That sentiment echoes exactly what Beckham told The Record and NorthJersey.com just hours after the Giants selected Barkley with the No. 2 overall pick, their highest draft choice since Lawrence Taylor.
"We met a while back, and I just knew where he was going," Beckham said, recalling what he and Barkley discussed during a FaceTime chat after the Giants made their selection on draft night. "We spoke this into existence, and now it's time to do the rest."
Barkley. Beckham. Saquon. Odell.
Two players, coming from completely different places heading into their first and fifth seasons, respectively, but carrying equal responsibility for getting the Giants where they want to go.
Beckham continues to do the right thing by Shurmur and the Giants, refusing to let his desire for a lucrative long-term extension get in the way of a franchise desperate to turn the page on a forgettable 3-13 campaign.
When news was made Monday by those who stayed away from voluntary OTA practices around the league, with Tom Brady and Rob Gronkowski and Julio Jones and Aaron Donald garnering attention, the latter three all seeking more money, Beckham was taking part in individual drills and showing his commitment to the team.
He stretched with the team and speed-stepped during agility work with the Giants' wide receivers, caught some passes from wide receivers coach Tyke Tolbert before doing more rehab with the training staff.
Beckham returned from the field house in time to watch Barkley's first "touchdown" catch from Eli Manning during red zone drills. It was a simple angle route out of the backfield for Barkley, who stood alone at the goal line when, after looking off the defender to the left side, Manning fired and completed the play with relative ease.
"I didn't even realize that I scored," Barkley said. "I guess that's kind of cool now that I think about it, but it was a play, I ran a play and got open, Eli found me and we were able to score and get practice started off really early. Just got to continue to learn some things. In that situation, obviously it was a good play, but go back and look at how it could have been better."
That obsession for perfection is something Barkley shares with Beckham, who has seemingly done everything right to move past the whirlwind in late March that thrust his name into the rumor mill regarding a trade that neither the Giants nor Beckham truly wanted to happen.
At this point, Beckham is giving the Giants everything they asked to see from a player whose importance to their success is critical. If, as general manager Dave Gettleman and team president/co-owner John Mara have suggested, a contract will get done when it is meant to get done — it's hard to imagine team brass viewing Beckham's long-term presence as anything but an inevitability.
"He looks good. He's out here moving around, he's champing at the bit wanting to get out and do more than we're allowing him to do at this point," Giants coach Pat Shurmur said. "But I think we're just trying to make sure that everything is healed to the fullest before we put him out there. He looks good."
So does Barkley, who comes to the Giants with a hunger to learn.

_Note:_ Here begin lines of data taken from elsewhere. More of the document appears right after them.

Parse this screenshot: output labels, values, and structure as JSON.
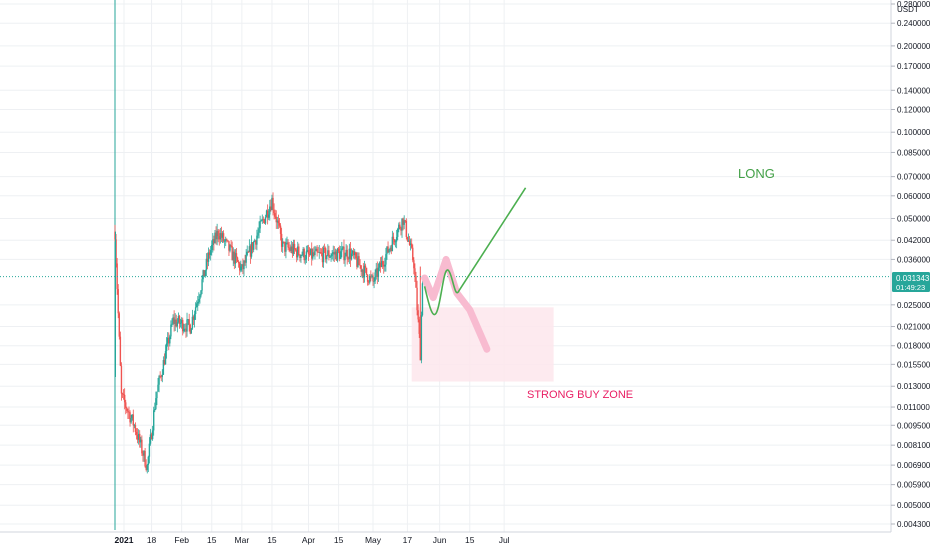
{
  "currency": "USDT",
  "colors": {
    "up": "#26a69a",
    "down": "#ef5350",
    "price_badge": "#26a69a",
    "long_line": "#4caf50",
    "zone_fill": "#fde6ec",
    "zone_text": "#e91e63",
    "pink_path": "#f8bbd0"
  },
  "price_badge": {
    "value": "0.031343",
    "timer": "01:49:23"
  },
  "annotations": {
    "long_label": "LONG",
    "zone_label": "STRONG BUY ZONE"
  },
  "chart_data": {
    "type": "candlestick",
    "y_scale": "log",
    "y_ticks": [
      "0.280000",
      "0.240000",
      "0.200000",
      "0.170000",
      "0.140000",
      "0.120000",
      "0.100000",
      "0.085000",
      "0.070000",
      "0.060000",
      "0.050000",
      "0.042000",
      "0.036000",
      "0.025000",
      "0.021000",
      "0.018000",
      "0.015500",
      "0.013000",
      "0.011000",
      "0.009500",
      "0.008100",
      "0.006900",
      "0.005900",
      "0.005000",
      "0.004300"
    ],
    "x_ticks": [
      "2021",
      "18",
      "Feb",
      "15",
      "Mar",
      "15",
      "Apr",
      "15",
      "May",
      "17",
      "Jun",
      "15",
      "Jul"
    ],
    "last_price": 0.031343,
    "buy_zone": {
      "low": 0.0135,
      "high": 0.0245
    },
    "approx_path": [
      {
        "date": "2021-01-01",
        "price": 0.045
      },
      {
        "date": "2021-01-04",
        "price": 0.012
      },
      {
        "date": "2021-01-10",
        "price": 0.0095
      },
      {
        "date": "2021-01-16",
        "price": 0.0068
      },
      {
        "date": "2021-01-20",
        "price": 0.012
      },
      {
        "date": "2021-01-28",
        "price": 0.022
      },
      {
        "date": "2021-02-05",
        "price": 0.021
      },
      {
        "date": "2021-02-14",
        "price": 0.038
      },
      {
        "date": "2021-02-18",
        "price": 0.045
      },
      {
        "date": "2021-03-01",
        "price": 0.033
      },
      {
        "date": "2021-03-15",
        "price": 0.058
      },
      {
        "date": "2021-03-20",
        "price": 0.04
      },
      {
        "date": "2021-04-01",
        "price": 0.037
      },
      {
        "date": "2021-04-20",
        "price": 0.038
      },
      {
        "date": "2021-05-01",
        "price": 0.03
      },
      {
        "date": "2021-05-15",
        "price": 0.05
      },
      {
        "date": "2021-05-20",
        "price": 0.035
      },
      {
        "date": "2021-05-23",
        "price": 0.017
      },
      {
        "date": "2021-05-24",
        "price": 0.031
      }
    ]
  }
}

He's also well aware of what he can do for Beckham and others within an offense that has not reached 30 points since Tom Coughlin's last game as head coach in 2015.
All eyes were on Barkley and Beckham on Monday, and the former promises his will be on Beckham from this point forward.
"He knows what to do, what not to do and I'm a fool if I only listen to what to do and don't look at what not to do, because I can learn from that also and that can help me and evolve me as a better person and a player," Barkley said of Beckham, shortly after his post-practice news conference with a media crowd finished up on Monday. "I will make my own mistakes own day, too, so I'll have that same mindset for the future when rookies next year and rookies the next year come in, I'll be able to show them what to do and what not to do. There's a lot I can learn from Odell, there's no doubt about that."
Gettleman essentially tagged Barkley with the "gold jacket" label due to his belief in the Pro Football Hall of Fame standard that comes with being the No. 2 overall pick.
Barkley has promised he isn't in awe of that proclamation, simply because he sets his own similar expectations for himself.
Who better for Barkley to study than Beckham, whose Hall of Fame aspirations and thirst to return to the playoffs to atone for his greatest professional disappointment have yet to be satisfied?
"I don't see [Beckham] stopping the way he works, the way he works on his craft and how passionate he is about the game," Barkley said. "I could see him continue to elevate his game, hopefully as a running back I can help him elevate his game also — but I see him as a gold jacket, hands down."
Barkley and Beckham know the heights to where they hope to take the Giants, not to mention their own games. They also like the idea of trying to get there together.
"Once a Giant, always a Giant — that's what it says all over this place," Barkley said. "So that's the goal."